Liability for Animals
In this article we discuss about liabilities for animals & relevant case laws.
- Liability for keeping animlas 'ferae naturae'.
- Liability for keeping animals 'mansuetae naturae'.
- Death or injury caused by wild animals.
Liability for keeping animals 'ferae naturae':
Ferae naturae is a Latin word meaning wild, referring to all animals that are
not allowed to be kept as pets. In natural law it is generally accepted that no
one owns property, but a person can acquire property by seizing a natural right
as a natural right.
As stated above, there is a firm and irrefutable presumption that doe naturae
custodians are aware of their dangerous nature and if an animal gets out of
control and causes damage." , then he will be held legally responsible. The
guardian holding this animal is at his own risk and responsibilities are very
strict. Liability arises even when there is no evidence of negligence.
therefore, if the respondent's pet monkey bites the plaintiff, the respondent
will be liable even if there is no evidence of the defendant's carelessness in
handling the monkey. It is not an excuse to say that the animal in question,
although of the fairae naturae category, is in fact an animal that has been
tamed or even trained in a circus or that the animal acts for fear rather than
evil.
Case law: Behrens v. Bertram Mills Circus Ltd.
there, the defendants ran a circus. A circus-trained Burmese elephant was
frightened by the barking of a small dog. The elephant chased the dog towards a
cabin, the cabin overturned and the applicant staying in the cabin, although not
physically injured, was in shock and was bedridden for a week. the elephant is
an ordinary natural animal and the court does not consider the Burmese elephant
to be a different kind. The court also did not consider that the fact that the
animal did not act violently but out of fear had any effect on the legal
liability of the defendants.
Liability for keeping animals 'mansuetae naturae':
Mansuetae naturae means natural gentleness. It refers to animals that are
naturally docile and easy to handle. These animals are not aggressive and are
usually calm around humans. Examples of animals are mansuetae naturae which
includes cows, sheep, and horses.
In order to hold the defendant liable for damage caused by a pet animal or
harmless pet, two things must be proven:
- that the animals in question have an uncommon evil disposition towards
animals of that species; And
- that the defendant actually knew about the crime.
The position was explained by Bankes, LJ in Buckle v. Holmes therefore:
This group includes dogs, cows and horses, which are not dangerous to humans.

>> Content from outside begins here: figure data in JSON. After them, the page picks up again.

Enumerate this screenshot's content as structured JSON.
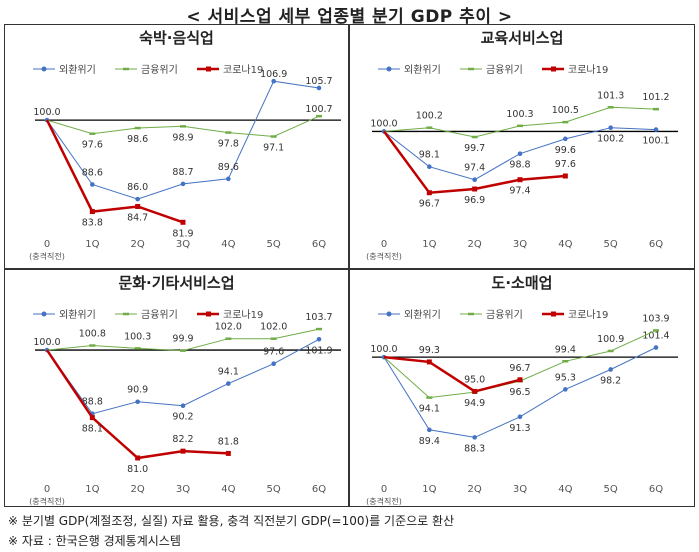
{
  "title": "< 서비스업 세부 업종별 분기 GDP 추이 >",
  "notes": [
    "※ 분기별 GDP(계절조정, 실질) 자료 활용, 충격 직전분기 GDP(=100)를 기준으로 환산",
    "※ 자료 : 한국은행 경제통계시스템"
  ],
  "colors": {
    "imf": "#4472c4",
    "fin": "#70ad47",
    "covid": "#c00000",
    "baseline": "#000000"
  },
  "chart_data": [
    {
      "type": "line",
      "title": "숙박·음식업",
      "categories": [
        "0",
        "1Q",
        "2Q",
        "3Q",
        "4Q",
        "5Q",
        "6Q"
      ],
      "x_sublabel": "(충격직전)",
      "series": [
        {
          "name": "외환위기",
          "values": [
            100.0,
            88.6,
            86.0,
            88.7,
            89.6,
            106.9,
            105.7
          ]
        },
        {
          "name": "금융위기",
          "values": [
            100.0,
            97.6,
            98.6,
            98.9,
            97.8,
            97.1,
            100.7
          ]
        },
        {
          "name": "코로나19",
          "values": [
            100.0,
            83.8,
            84.7,
            81.9,
            null,
            null,
            null
          ]
        }
      ],
      "ylim": [
        80,
        108
      ]
    },
    {
      "type": "line",
      "title": "교육서비스업",
      "categories": [
        "0",
        "1Q",
        "2Q",
        "3Q",
        "4Q",
        "5Q",
        "6Q"
      ],
      "x_sublabel": "(충격직전)",
      "series": [
        {
          "name": "외환위기",
          "values": [
            100.0,
            98.1,
            97.4,
            98.8,
            99.6,
            100.2,
            100.1
          ]
        },
        {
          "name": "금융위기",
          "values": [
            100.0,
            100.2,
            99.7,
            100.3,
            100.5,
            101.3,
            101.2
          ]
        },
        {
          "name": "코로나19",
          "values": [
            100.0,
            96.7,
            96.9,
            97.4,
            97.6,
            null,
            null
          ]
        }
      ],
      "ylim": [
        95.5,
        102.5
      ]
    },
    {
      "type": "line",
      "title": "문화·기타서비스업",
      "categories": [
        "0",
        "1Q",
        "2Q",
        "3Q",
        "4Q",
        "5Q",
        "6Q"
      ],
      "x_sublabel": "(충격직전)",
      "series": [
        {
          "name": "외환위기",
          "values": [
            100.0,
            88.8,
            90.9,
            90.2,
            94.1,
            97.6,
            101.9
          ]
        },
        {
          "name": "금융위기",
          "values": [
            100.0,
            100.8,
            100.3,
            99.9,
            102.0,
            102.0,
            103.7
          ]
        },
        {
          "name": "코로나19",
          "values": [
            100.0,
            88.1,
            81.0,
            82.2,
            81.8,
            null,
            null
          ]
        }
      ],
      "ylim": [
        78,
        106
      ]
    },
    {
      "type": "line",
      "title": "도·소매업",
      "categories": [
        "0",
        "1Q",
        "2Q",
        "3Q",
        "4Q",
        "5Q",
        "6Q"
      ],
      "x_sublabel": "(충격직전)",
      "series": [
        {
          "name": "외환위기",
          "values": [
            100.0,
            89.4,
            88.3,
            91.3,
            95.3,
            98.2,
            101.4
          ]
        },
        {
          "name": "금융위기",
          "values": [
            100.0,
            94.1,
            94.9,
            96.5,
            99.4,
            100.9,
            103.9
          ]
        },
        {
          "name": "코로나19",
          "values": [
            100.0,
            99.3,
            95.0,
            96.7,
            null,
            null,
            null
          ]
        }
      ],
      "ylim": [
        85,
        106
      ]
    }
  ]
}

Individuals of this type may develop predispositions, but unless and until they
do, they are not considered to be animals of which the owner is at his own risk
and danger; and omitting trespasses for the time being, the owner is not
responsible for any damage these animals may cause in the absence of
infringement.
However, an individual of this type may cease to be a person for whom damage is
not liable to its owner, if he gives him signs of an evil or dangerous
disposition. When an animal is found to be of such a nature by its owner, it
switches to an animal category at the owner's own risk.
Case Law:
Buckle v. Holmes
In Buckle v. Holmes, the defendant's cat entered the plaintiff's land and there
killed thirteen pigeons and two of the plaintiff's bantam hens. Since the cat
did so according to the common instincts of the species and there was no evil
disposition towards this cat, its owner was not held responsible. Likewise, if
the plaintiff was bitten by the respondent's dog that was previously prone to
attacking humans and the respondent knew about it, the respondent would be held
liable.
In
Manton v. Brocklebank, the respondent's mare and the plaintiff's horse
are in the field with the permission of its owner. The defendant's horse kicked
and injured the plaintiff's horse. Since the tendency to kick and bite other
horses is common to all horses, the defendant is not liable.
Death or injury caused by wild animals:
In the
State of Himachal Pradesh v. Halli Devi, plaintiff/defendant,
resident of Rohla village, Chamba district, on his way to the cowshed to feed
the cows on March 27, 1989, was attacked by a wild animal, a black bear.
fractures in various parts of the body and complete loss of vision in the left
eye.
She was granted Rs. 5,000/- as exgratia relief
She filed a lawsuit to claim back Rs 1,000,000 as compensation for the injuries
she suffered. She claimed that divisional forestry staff, as part of a wildlife
protection program, released bears and other protected animals into the forest.
It was held that killing wild animals alone is Prohibited by law does not mean
that the state assumes ownership of the animals, nor does it create state
liability for death or injury resulting from such animals.